Kemudian, dalam mencetak talenta digital perlu ada kolaborasi antara universitas dan industri digital. "Kolaborasi ini dilakukan dari level skill set hingga kebutuhan regional dan nasional," katanya.
Kolaborasi juga terkait dengan kurikulum. Dalam hal ini, pemerintah terlibat untuk memberikan kurikulum yang sesuai kebutuhan industri.
Kemudian, Indonesia membutuhkan ekosistem teknologi digital berbasiskan riset. Lalu, berbagai pelatihan juga dibutuhkan.
Sebelumnya, raksasa teknologi global seperti Google, Amazon hingga Huawei juga telah gencar memberitakan pelatihan untuk mencetak talenta digital di Indonesia.
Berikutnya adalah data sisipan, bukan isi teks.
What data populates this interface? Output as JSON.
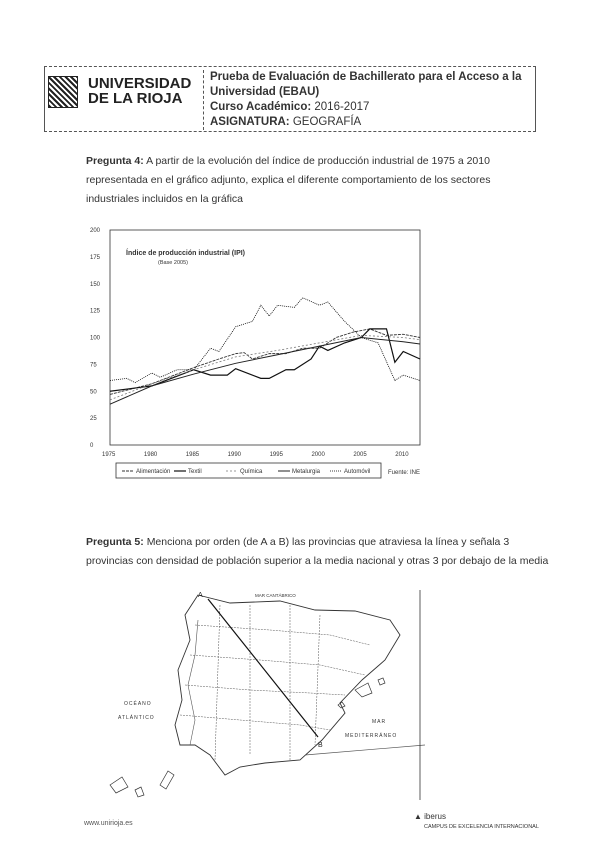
{
  "header": {
    "university_line1": "UNIVERSIDAD",
    "university_line2": "DE LA RIOJA",
    "exam_title": "Prueba de Evaluación de Bachillerato para el Acceso a la Universidad (EBAU)",
    "course_label": "Curso Académico:",
    "course_value": "2016-2017",
    "subject_label": "ASIGNATURA:",
    "subject_value": "GEOGRAFÍA"
  },
  "question4": {
    "label": "Pregunta 4:",
    "text": "A partir de la evolución del índice de producción industrial de 1975 a 2010 representada en el gráfico adjunto, explica el diferente comportamiento de los sectores industriales incluidos en la gráfica"
  },
  "chart_data": {
    "type": "line",
    "title": "Índice de producción industrial (IPI)",
    "subtitle": "(Base 2005)",
    "source": "Fuente: INE",
    "xlim": [
      1975,
      2012
    ],
    "ylim": [
      0,
      200
    ],
    "x_ticks": [
      "1975",
      "1980",
      "1985",
      "1990",
      "1995",
      "2000",
      "2005",
      "2010"
    ],
    "y_ticks": [
      "0",
      "25",
      "50",
      "75",
      "100",
      "125",
      "150",
      "175",
      "200"
    ],
    "legend_position": "bottom",
    "series": [
      {
        "name": "Alimentación",
        "x": [
          1975,
          1980,
          1985,
          1988,
          1990,
          1991,
          1992,
          1994,
          1996,
          1998,
          2000,
          2002,
          2004,
          2006,
          2008,
          2010,
          2012
        ],
        "y": [
          47,
          57,
          72,
          80,
          85,
          86,
          80,
          85,
          85,
          90,
          90,
          100,
          105,
          108,
          102,
          103,
          100
        ]
      },
      {
        "name": "Textil",
        "x": [
          1975,
          1980,
          1985,
          1987,
          1989,
          1990,
          1993,
          1994,
          1996,
          1997,
          1999,
          2000,
          2001,
          2003,
          2005,
          2006,
          2008,
          2009,
          2010,
          2012
        ],
        "y": [
          50,
          55,
          70,
          65,
          65,
          71,
          62,
          62,
          70,
          70,
          80,
          92,
          88,
          95,
          100,
          108,
          108,
          77,
          87,
          80
        ]
      },
      {
        "name": "Química",
        "x": [
          1975,
          1980,
          1985,
          1990,
          1995,
          2000,
          2005,
          2010,
          2012
        ],
        "y": [
          42,
          57,
          70,
          82,
          88,
          95,
          102,
          100,
          98
        ]
      },
      {
        "name": "Metalurgia",
        "x": [
          1975,
          1980,
          1985,
          1990,
          1995,
          2000,
          2005,
          2010,
          2012
        ],
        "y": [
          38,
          55,
          66,
          76,
          84,
          92,
          100,
          96,
          94
        ]
      },
      {
        "name": "Automóvil",
        "x": [
          1975,
          1977,
          1978,
          1980,
          1981,
          1983,
          1985,
          1987,
          1988,
          1990,
          1992,
          1993,
          1994,
          1995,
          1997,
          1998,
          2000,
          2001,
          2003,
          2005,
          2007,
          2009,
          2010,
          2012
        ],
        "y": [
          60,
          62,
          58,
          67,
          63,
          70,
          70,
          90,
          87,
          110,
          115,
          130,
          120,
          130,
          128,
          137,
          130,
          133,
          115,
          100,
          95,
          60,
          65,
          60
        ]
      }
    ],
    "colors": [
      "#333333",
      "#111111",
      "#777777",
      "#222222",
      "#000000"
    ]
  },
  "question5": {
    "label": "Pregunta 5:",
    "text": "Menciona por orden (de A a B) las provincias que atraviesa la línea y señala 3 provincias con densidad de población superior a la media nacional y otras 3 por debajo de la media"
  },
  "map": {
    "point_a": "A",
    "point_b": "B",
    "sea_north": "MAR CANTÁBRICO",
    "ocean_line1": "OCÉANO",
    "ocean_line2": "ATLÁNTICO",
    "sea_east_line1": "MAR",
    "sea_east_line2": "MEDITERRÁNEO"
  },
  "footer": {
    "url": "www.unirioja.es",
    "logo_text": "iberus",
    "logo_sub": "CAMPUS DE EXCELENCIA INTERNACIONAL"
  }
}
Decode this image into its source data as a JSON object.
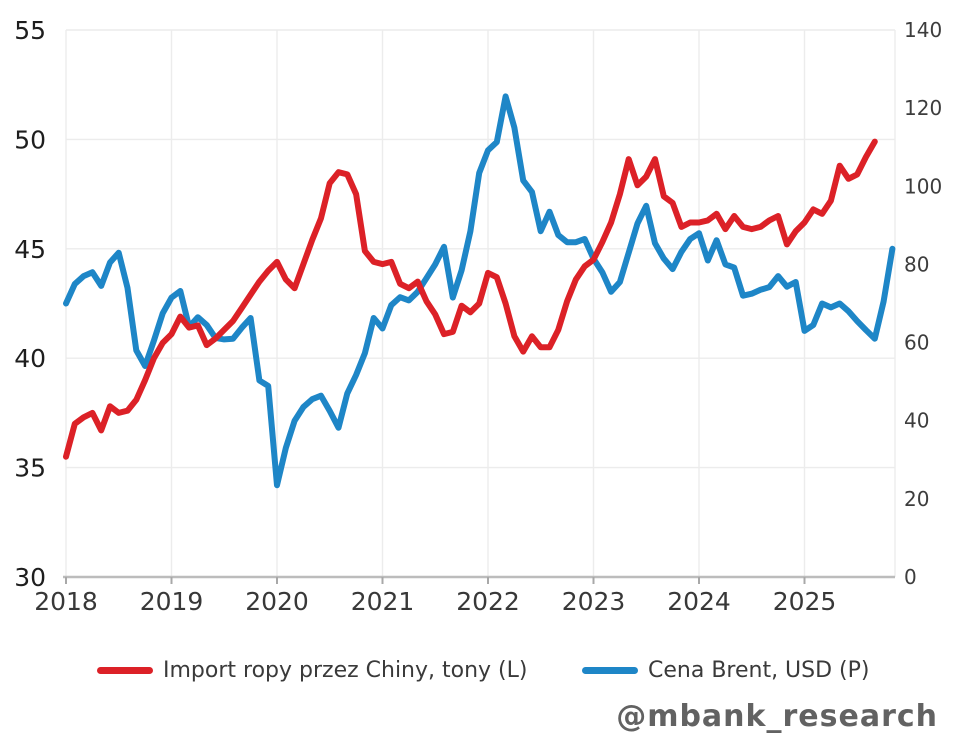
{
  "watermark": "@mbank_research",
  "legend": {
    "items": [
      {
        "label": "Import ropy przez Chiny, tony (L)",
        "color": "#dc2127"
      },
      {
        "label": "Cena Brent, USD (P)",
        "color": "#1e86c7"
      }
    ]
  },
  "chart_data": {
    "type": "line",
    "title": "",
    "x_unit": "year",
    "x_start": 2018.0,
    "x_step": 0.0833333,
    "x_ticks": [
      2018,
      2019,
      2020,
      2021,
      2022,
      2023,
      2024,
      2025
    ],
    "left_axis": {
      "label": "Import ropy przez Chiny, tony",
      "range": [
        30,
        55
      ],
      "ticks": [
        55,
        50,
        45,
        40,
        35,
        30
      ]
    },
    "right_axis": {
      "label": "Cena Brent, USD",
      "range": [
        0,
        140
      ],
      "ticks": [
        140,
        120,
        100,
        80,
        60,
        40,
        20,
        0
      ]
    },
    "grid": true,
    "legend_position": "bottom",
    "colors": {
      "grid": "#ececec",
      "spine": "#bcbcbc",
      "tick": "#a8a8a8",
      "left_label": "#1e1e1e",
      "right_label": "#3d3d3d",
      "bottom_label": "#383838"
    },
    "series": [
      {
        "name": "Cena Brent, USD (P)",
        "axis": "right",
        "color": "#1e86c7",
        "values": [
          70,
          75,
          77,
          78,
          74.5,
          80.5,
          83,
          74,
          58,
          54,
          60.5,
          67.5,
          71.5,
          73.2,
          64,
          66.5,
          64.5,
          61.2,
          60.8,
          61,
          63.8,
          66.3,
          50.3,
          48.9,
          23.5,
          33,
          40,
          43.5,
          45.5,
          46.4,
          42.5,
          38.2,
          47,
          51.7,
          57.3,
          66.3,
          63.6,
          69.6,
          71.6,
          70.8,
          73,
          76.5,
          80,
          84.5,
          71.5,
          78.5,
          88.5,
          103.4,
          109.2,
          111.3,
          123,
          115,
          101.5,
          98.5,
          88.5,
          93.5,
          87.5,
          85.7,
          85.7,
          86.5,
          81.5,
          78,
          73,
          75.5,
          83,
          90.5,
          95,
          85.4,
          81.5,
          78.8,
          83.2,
          86.5,
          88,
          81,
          86.2,
          80,
          79.2,
          72,
          72.5,
          73.5,
          74.2,
          77,
          74.3,
          75.5,
          63,
          64.5,
          70,
          69,
          70,
          68,
          65.5,
          63.2,
          61,
          70.5,
          84
        ]
      },
      {
        "name": "Import ropy przez Chiny, tony (L)",
        "axis": "left",
        "color": "#dc2127",
        "values": [
          35.5,
          37.0,
          37.3,
          37.5,
          36.7,
          37.8,
          37.5,
          37.6,
          38.1,
          39.0,
          40.0,
          40.7,
          41.1,
          41.9,
          41.4,
          41.5,
          40.6,
          40.9,
          41.3,
          41.7,
          42.3,
          42.9,
          43.5,
          44.0,
          44.4,
          43.6,
          43.2,
          44.3,
          45.4,
          46.4,
          48.0,
          48.5,
          48.4,
          47.5,
          44.9,
          44.4,
          44.3,
          44.4,
          43.4,
          43.2,
          43.5,
          42.6,
          42.0,
          41.1,
          41.2,
          42.4,
          42.1,
          42.5,
          43.9,
          43.7,
          42.5,
          41.0,
          40.3,
          41.0,
          40.5,
          40.5,
          41.3,
          42.6,
          43.6,
          44.2,
          44.5,
          45.3,
          46.2,
          47.5,
          49.1,
          47.9,
          48.3,
          49.1,
          47.4,
          47.1,
          46.0,
          46.2,
          46.2,
          46.3,
          46.6,
          45.9,
          46.5,
          46.0,
          45.9,
          46.0,
          46.3,
          46.5,
          45.2,
          45.8,
          46.2,
          46.8,
          46.6,
          47.2,
          48.8,
          48.2,
          48.4,
          49.2,
          49.9
        ]
      }
    ]
  }
}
Beragam skill dilatih, seperti kecerdasan buatan (artificial intelligence/AI), pemrograman, hingga komputasi awan (cloud).
Menurut riset tersebut, Indonesia perlu mencetak talenta digital untuk menghadapi bonus demografi pada 2030. Saat itu, jumlah penduduk berusia produktif mencapai 64%.
"Namun, penduduk usia produktif itu harus cepat adaptasi dengan perubahan dan adaptasi keterampilan untuk berkompetisi," kata Executive Director Lazada Indonesia Ferry Kusnowo.
Deputi Bidang Koordinasi Ekonomi Digital, Ketenagakerjaan, dan UMKM, Kementerian Koordinator Bidang Perekonomian Mohammad Rudy Salahuddin juga mengatakan bahwa bonus demografi tersebut harus disikapi dengan peningkatan talenta digital. Apabila tidak, maka bonus demografi hanya akan jadi bumerang.
"Keterampilan tenaga kerja yang terbatas akan digeser oleh otomasi," katanya.
Berdasarkan riset bertajuk 'Automation and the future of work in Indonesia' pada 2019 dari McKinsey, otomasi akan membuat 23 juta pekerjaan di Indonesia tergantikan oleh robot pada 2030. Pekerjaan tergantikan terutama terkait dengan aktivitas fisik berulang.
Menurut McKinsey, pekerjaan fisik berulang seperti buruh pabrik, akan paling merasakan dampaknya. Pekerjaan ini diprediksi terotomasi hingga 78%.
Pemrosesan data, terutama terkait keuangan dan asuransi, juga akan tergerus 69%. Selanjutnya, pengumpulan data akan terotomatisasi 64%.
Namun, otomasi akan menambah 27-46 juta pekerjaan baru di Indonesia pada 2030. Pekerjaan baru tersebut diantaranya terkait dengan pengelolaan manusia, penyediaan keahlian khusus, hingga kemampuan interaksi antar instansi.